John Lloyd "J.T." Taylor (born March 23, 1982) is an American musician and director. Not to be confused with the bassist of Duran Duran who shares the same name, he is best known as the lead guitarist and musical director for the pop rock band the Jonas Brothers, from 2005 to 2013. He is also in the band formerly known as Bulldozer, now known as Ocean Grove, consisting of himself and the rest of the Jonas Brothers' band: Greg Garbowsky, Ryan Liestman (formerly), and Jack Lawless.

== Career ==

=== Music ===
John Taylor helps the Jonas Brothers' music production by playing lead guitar for the band.
John's name is used in the Jonas Brothers' hit song "Lovebug". "No way, John Taylor!" can be heard clearly in the background at 1:05.
Also in the song Burnin' Up.

=== Performances ===
John Taylor has played guitar alongside the Jonas Brothers as they performed with Stevie Wonder, Brad Paisley, Steven Curtis Chapman, Michael W. Smith, Amy Grant, Vince Gill, Dan Aykroyd, Demi Lovato, Jordin Sparks, Jesse McCartney, Taylor Swift, and Miley Cyrus.

=== Television & film ===
Like bandmates Greg Garbowsky, Ryan Liestman and Jack Lawless, John Taylor has performed alongside the Jonas Brothers. He has performed on many television and awards shows, such as the Grammy Awards, Saturday Night Live, Dick Clark's New Year's Rockin' Eve, American Music Awards, Dancing With the Stars, MTV Video Music Awards, The Much Music Video Awards, The Good Morning America Summer Concert Series, the Today Show Summer Concert Series, and FN MTV. He also made several appearances on The Ellen DeGeneres Show and many other talk shows like The Tonight Show with Jay Leno, Jimmy Kimmel Live!, Live with Regis and Kelly, and The Oprah Winfrey Show. He also played at the Disney Channel Kids Inaugural He has appeared in several episodes of Jonas Brothers: Living the Dream with the Jonas Brothers.

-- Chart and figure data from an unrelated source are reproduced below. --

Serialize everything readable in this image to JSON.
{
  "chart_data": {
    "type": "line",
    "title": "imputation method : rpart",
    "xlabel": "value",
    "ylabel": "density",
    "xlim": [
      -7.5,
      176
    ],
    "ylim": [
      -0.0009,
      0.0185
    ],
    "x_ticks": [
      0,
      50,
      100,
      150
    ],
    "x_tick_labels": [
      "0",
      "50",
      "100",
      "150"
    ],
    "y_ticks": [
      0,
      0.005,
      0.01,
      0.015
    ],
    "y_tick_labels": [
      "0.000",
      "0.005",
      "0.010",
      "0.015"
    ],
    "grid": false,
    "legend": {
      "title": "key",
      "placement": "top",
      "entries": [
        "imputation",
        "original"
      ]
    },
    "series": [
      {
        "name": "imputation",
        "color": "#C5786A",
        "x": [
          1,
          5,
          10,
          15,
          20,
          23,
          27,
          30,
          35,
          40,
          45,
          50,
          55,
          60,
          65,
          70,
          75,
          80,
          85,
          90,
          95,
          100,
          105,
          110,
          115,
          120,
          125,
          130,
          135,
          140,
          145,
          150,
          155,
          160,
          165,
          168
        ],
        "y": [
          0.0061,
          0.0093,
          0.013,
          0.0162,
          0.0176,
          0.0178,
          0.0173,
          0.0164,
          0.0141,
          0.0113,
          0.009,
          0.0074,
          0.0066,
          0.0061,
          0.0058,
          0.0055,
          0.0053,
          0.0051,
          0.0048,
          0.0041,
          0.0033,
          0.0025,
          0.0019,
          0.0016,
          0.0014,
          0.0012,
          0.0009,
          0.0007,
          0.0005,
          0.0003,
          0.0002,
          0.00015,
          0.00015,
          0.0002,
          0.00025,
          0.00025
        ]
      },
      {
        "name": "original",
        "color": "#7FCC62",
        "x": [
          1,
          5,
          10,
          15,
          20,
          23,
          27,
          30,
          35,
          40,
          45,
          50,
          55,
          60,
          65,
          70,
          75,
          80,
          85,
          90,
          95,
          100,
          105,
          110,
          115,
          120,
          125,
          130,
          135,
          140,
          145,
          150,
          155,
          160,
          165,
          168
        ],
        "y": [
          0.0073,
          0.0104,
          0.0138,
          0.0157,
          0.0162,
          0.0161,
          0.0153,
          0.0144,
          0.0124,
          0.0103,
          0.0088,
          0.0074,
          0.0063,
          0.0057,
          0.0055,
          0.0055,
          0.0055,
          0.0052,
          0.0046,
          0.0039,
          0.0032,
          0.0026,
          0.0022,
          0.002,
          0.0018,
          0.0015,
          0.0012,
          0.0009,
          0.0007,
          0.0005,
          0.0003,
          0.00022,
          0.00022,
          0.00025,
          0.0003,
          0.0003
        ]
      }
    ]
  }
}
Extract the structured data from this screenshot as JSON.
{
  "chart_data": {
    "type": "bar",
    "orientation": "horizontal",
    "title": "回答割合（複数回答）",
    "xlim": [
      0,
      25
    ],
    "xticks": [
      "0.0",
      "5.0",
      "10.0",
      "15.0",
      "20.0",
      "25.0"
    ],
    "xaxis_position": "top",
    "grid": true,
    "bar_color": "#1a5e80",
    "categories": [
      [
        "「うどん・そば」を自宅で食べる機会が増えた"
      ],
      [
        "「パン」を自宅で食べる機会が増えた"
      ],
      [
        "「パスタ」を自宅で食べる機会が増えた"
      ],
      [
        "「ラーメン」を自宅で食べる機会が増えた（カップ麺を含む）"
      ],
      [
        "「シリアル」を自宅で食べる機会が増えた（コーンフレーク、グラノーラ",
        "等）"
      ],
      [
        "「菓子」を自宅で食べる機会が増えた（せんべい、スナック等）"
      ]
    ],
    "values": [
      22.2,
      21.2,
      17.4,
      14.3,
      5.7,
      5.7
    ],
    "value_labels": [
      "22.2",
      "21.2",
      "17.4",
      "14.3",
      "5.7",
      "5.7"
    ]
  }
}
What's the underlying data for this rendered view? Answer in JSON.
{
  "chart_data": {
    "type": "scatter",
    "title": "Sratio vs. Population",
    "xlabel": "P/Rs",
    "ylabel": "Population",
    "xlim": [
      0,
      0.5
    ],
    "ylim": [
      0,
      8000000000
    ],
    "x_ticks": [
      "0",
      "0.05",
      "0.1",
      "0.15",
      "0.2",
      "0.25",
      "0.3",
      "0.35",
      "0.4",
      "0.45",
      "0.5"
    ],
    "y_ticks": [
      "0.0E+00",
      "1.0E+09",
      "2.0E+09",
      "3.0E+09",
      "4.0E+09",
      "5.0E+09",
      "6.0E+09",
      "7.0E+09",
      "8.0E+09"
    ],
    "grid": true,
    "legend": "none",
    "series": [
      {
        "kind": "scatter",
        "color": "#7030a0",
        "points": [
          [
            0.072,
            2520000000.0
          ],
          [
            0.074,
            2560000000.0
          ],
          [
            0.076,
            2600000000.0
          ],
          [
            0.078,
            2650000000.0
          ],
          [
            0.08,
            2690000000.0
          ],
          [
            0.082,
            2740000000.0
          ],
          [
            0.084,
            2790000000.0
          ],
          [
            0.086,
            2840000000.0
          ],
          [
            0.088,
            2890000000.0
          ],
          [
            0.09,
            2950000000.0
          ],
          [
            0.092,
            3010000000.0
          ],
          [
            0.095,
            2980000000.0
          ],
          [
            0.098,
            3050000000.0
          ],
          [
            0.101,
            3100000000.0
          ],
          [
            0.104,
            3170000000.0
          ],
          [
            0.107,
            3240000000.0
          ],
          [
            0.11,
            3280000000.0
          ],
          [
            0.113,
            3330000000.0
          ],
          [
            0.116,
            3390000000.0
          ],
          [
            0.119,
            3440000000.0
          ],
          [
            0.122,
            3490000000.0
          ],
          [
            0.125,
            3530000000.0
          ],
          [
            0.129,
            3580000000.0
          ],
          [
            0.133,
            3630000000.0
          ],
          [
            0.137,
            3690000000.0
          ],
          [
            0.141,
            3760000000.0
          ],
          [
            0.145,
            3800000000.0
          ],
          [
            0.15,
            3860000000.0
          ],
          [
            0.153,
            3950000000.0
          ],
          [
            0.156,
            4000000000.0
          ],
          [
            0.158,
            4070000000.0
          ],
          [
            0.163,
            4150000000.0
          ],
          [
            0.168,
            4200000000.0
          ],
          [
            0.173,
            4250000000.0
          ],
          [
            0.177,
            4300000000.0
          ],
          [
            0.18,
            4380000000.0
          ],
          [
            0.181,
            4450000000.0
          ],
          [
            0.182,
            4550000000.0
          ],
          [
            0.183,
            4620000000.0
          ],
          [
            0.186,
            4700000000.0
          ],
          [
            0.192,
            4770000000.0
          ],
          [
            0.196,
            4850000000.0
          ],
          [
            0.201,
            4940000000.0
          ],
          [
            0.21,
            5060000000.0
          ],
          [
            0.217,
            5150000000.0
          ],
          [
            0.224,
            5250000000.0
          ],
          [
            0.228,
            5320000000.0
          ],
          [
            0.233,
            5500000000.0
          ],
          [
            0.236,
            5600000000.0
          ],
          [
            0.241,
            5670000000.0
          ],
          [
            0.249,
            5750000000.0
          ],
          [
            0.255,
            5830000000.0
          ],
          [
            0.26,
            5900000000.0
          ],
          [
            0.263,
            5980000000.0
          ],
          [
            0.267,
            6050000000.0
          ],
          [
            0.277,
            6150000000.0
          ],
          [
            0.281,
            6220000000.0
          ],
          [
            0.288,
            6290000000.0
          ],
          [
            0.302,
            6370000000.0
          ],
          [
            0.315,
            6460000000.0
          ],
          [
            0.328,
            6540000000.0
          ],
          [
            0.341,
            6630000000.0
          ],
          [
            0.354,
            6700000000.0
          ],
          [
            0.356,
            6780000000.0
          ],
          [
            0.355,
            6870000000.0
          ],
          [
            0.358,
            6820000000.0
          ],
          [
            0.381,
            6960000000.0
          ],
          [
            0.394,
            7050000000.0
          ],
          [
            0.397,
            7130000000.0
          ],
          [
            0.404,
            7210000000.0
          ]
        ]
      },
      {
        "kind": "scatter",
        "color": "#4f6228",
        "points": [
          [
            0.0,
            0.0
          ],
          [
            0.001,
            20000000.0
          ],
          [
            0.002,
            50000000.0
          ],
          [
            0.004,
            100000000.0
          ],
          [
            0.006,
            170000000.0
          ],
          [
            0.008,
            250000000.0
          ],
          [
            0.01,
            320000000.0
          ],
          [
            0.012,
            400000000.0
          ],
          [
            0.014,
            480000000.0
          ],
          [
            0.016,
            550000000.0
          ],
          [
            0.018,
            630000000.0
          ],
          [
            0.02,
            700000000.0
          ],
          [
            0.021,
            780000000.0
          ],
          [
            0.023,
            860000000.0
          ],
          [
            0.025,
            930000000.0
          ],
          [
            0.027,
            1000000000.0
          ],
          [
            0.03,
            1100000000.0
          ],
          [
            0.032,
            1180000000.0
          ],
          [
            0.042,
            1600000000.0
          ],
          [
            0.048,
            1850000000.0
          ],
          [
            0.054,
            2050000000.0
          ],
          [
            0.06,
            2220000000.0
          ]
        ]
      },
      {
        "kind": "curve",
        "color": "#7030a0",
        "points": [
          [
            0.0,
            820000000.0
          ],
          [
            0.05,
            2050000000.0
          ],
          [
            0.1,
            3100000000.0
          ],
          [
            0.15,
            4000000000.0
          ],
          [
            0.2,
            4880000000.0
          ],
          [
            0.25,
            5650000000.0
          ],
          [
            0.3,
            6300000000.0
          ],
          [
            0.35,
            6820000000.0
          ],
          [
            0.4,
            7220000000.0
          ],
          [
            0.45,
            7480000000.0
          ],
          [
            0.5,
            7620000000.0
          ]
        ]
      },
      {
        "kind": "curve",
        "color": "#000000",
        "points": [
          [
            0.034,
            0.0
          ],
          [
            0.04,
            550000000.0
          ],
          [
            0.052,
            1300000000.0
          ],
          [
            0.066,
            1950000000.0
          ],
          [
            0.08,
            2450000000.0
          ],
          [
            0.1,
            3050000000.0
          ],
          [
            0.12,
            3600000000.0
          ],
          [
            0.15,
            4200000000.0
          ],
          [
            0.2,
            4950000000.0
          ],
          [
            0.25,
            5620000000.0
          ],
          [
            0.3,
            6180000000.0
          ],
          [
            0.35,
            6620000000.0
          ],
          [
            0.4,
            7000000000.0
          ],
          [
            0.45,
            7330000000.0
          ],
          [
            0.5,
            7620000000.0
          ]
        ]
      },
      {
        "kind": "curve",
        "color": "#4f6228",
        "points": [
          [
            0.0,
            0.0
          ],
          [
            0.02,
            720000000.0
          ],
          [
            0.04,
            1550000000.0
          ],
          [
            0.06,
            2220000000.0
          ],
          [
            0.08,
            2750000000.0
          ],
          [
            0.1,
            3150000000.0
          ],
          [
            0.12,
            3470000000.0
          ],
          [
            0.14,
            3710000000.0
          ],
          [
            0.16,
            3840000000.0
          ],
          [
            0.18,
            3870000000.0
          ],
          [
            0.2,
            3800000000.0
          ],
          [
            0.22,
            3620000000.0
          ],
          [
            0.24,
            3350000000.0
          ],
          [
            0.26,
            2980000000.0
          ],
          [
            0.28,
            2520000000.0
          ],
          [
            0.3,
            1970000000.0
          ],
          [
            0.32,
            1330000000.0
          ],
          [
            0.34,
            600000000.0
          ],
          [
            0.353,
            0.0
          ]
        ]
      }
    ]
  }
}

He performed in the Hannah Montana & Miley Cyrus: Best of Both Worlds Concert and Jonas Brothers: The 3D Concert Experience.

He also featured in episode 5, "Band's Best Friend", of the Jonas Brothers TV series, JONAS as Joe's history teacher.

He appears in Demi Lovato's 2017 YouTube documentary Demi Lovato: Simply Complicated as well as the 2019 Amazon Prime Video documentary Jonas Brothers: Chasing Happiness, which he directed.

== Personal life ==
John Taylor graduated from State College Area High School in State College, Pennsylvania before attending Berklee College of Music and Pennsylvania State University.